What is the project about?
AMOEBE establishes a FAIR benchmark for AI-driven microbial imaging using high-resolution time-lapse microscopy. It combines unlabeled data for foundation models with high-quality expert-labeled subsets for tasks like cell segmentation and tracking, fostering benchmarking and cross-domain collaboration.
What motivated you to apply for UNLOCK, and how does the project align with the initiative’s vision?
We were motivated to apply for the hyperUNLOCK initiative because its vision of building cross-domain, FAIR, and AI-ready benchmark datasets directly aligns with our long-term goal of advancing data-driven microbiology and biotechnology research. With AMOEBE, we aim to unlock the potential of AI in microbial live-cell imaging by establishing a standardized, open benchmark dataset that integrates high-quality microscopy data, expert annotations, and reproducible ML workflows. This contributes to hyperUNLOCK’s mission of fostering benchmarking science, interoperability, and collaboration across Helmholtz centers, enabling the broader life science community to leverage AI for making discoveries faster.
What gap in the scientific community led to the creation or expansion of this benchmarking dataset?
Microbial imaging lacks large, standardized benchmarks that capture the complexity of microbial populations. Existing datasets focus mainly on mammalian cells, overlooking challenges such as dense colony growth, frequent divisions, and low contrast. AMOEBE aims to bridge this gap by providing a high-quality benchmark to eventually advance and evaluate AI methods in this field.
How does the benchmark dataset support reproducibility, robustness, and fairness in AI research?
AMOEBE promotes reproducibility and robustness through open access and standardized metadata. Expert-validated annotations and diverse microbial data ensure fair, generalizable AI model evaluation across species, imaging modalities, and experimental setups.
What is the project’s structure — from data curation to expected outputs such as publications or competitions?
AMOEBE follows a structured, five-step workflow.
In what ways does the project foster cross-domain, cross-center, or interdisciplinary collaboration?
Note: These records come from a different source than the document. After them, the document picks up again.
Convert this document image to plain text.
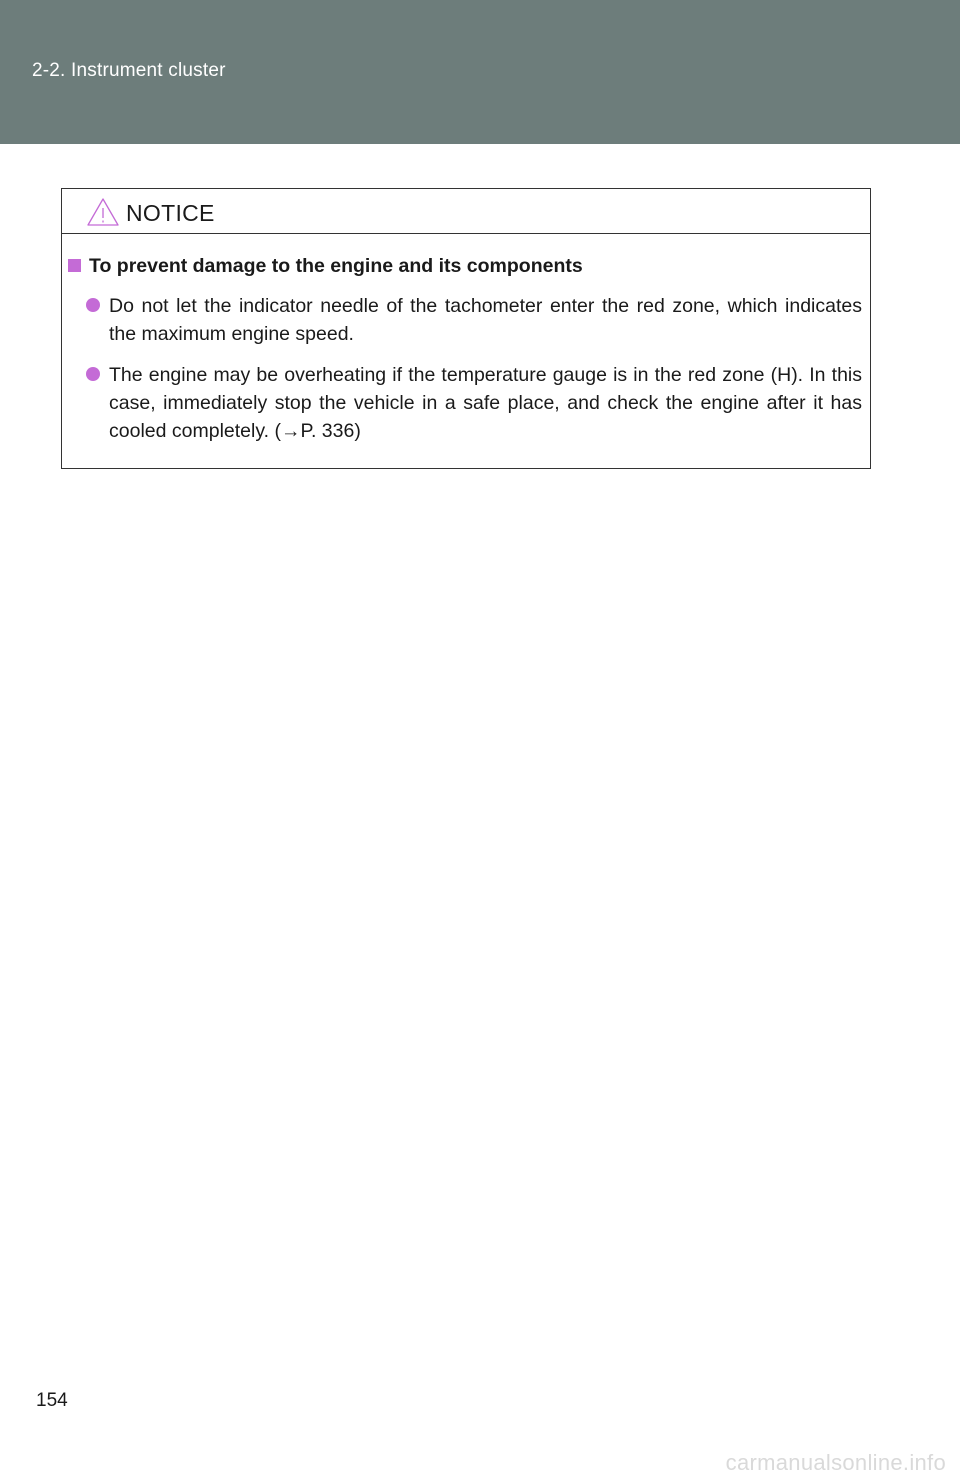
2-2. Instrument cluster
NOTICE
To prevent damage to the engine and its components
Do not let the indicator needle of the tachometer enter the red zone, which indicates the maximum engine speed.
The engine may be overheating if the temperature gauge is in the red zone (H). In this case, immediately stop the vehicle in a safe place, and check the engine after it has cooled completely. (→P. 336)
154
carmanualsonline.info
AMOEBE unites microbiology, imaging, AI, and data management experts from multiple Helmholtz centers and academia. Its FAIR, open design fosters cross-domain collaboration by combining biological and computational expertise and enabling shared use and expansion of the dataset across disciplines and institutions.
What impact does the project aim to achieve — within Helmholtz and across the broader research and industry community?
AMOEBE will establish a new standard for AI-driven microbial imaging by providing the first large-scale benchmark dataset of microbial time-lapse microscopy. Within Helmholtz, it will strengthen collaboration between life science and AI research, serving as a model for data-centric initiatives. Beyond Helmholtz, AMOEBE will enable researchers to develop, compare, and validate algorithms on realistic microbial data, accelerating innovation in biotechnology, health, and environmental sciences.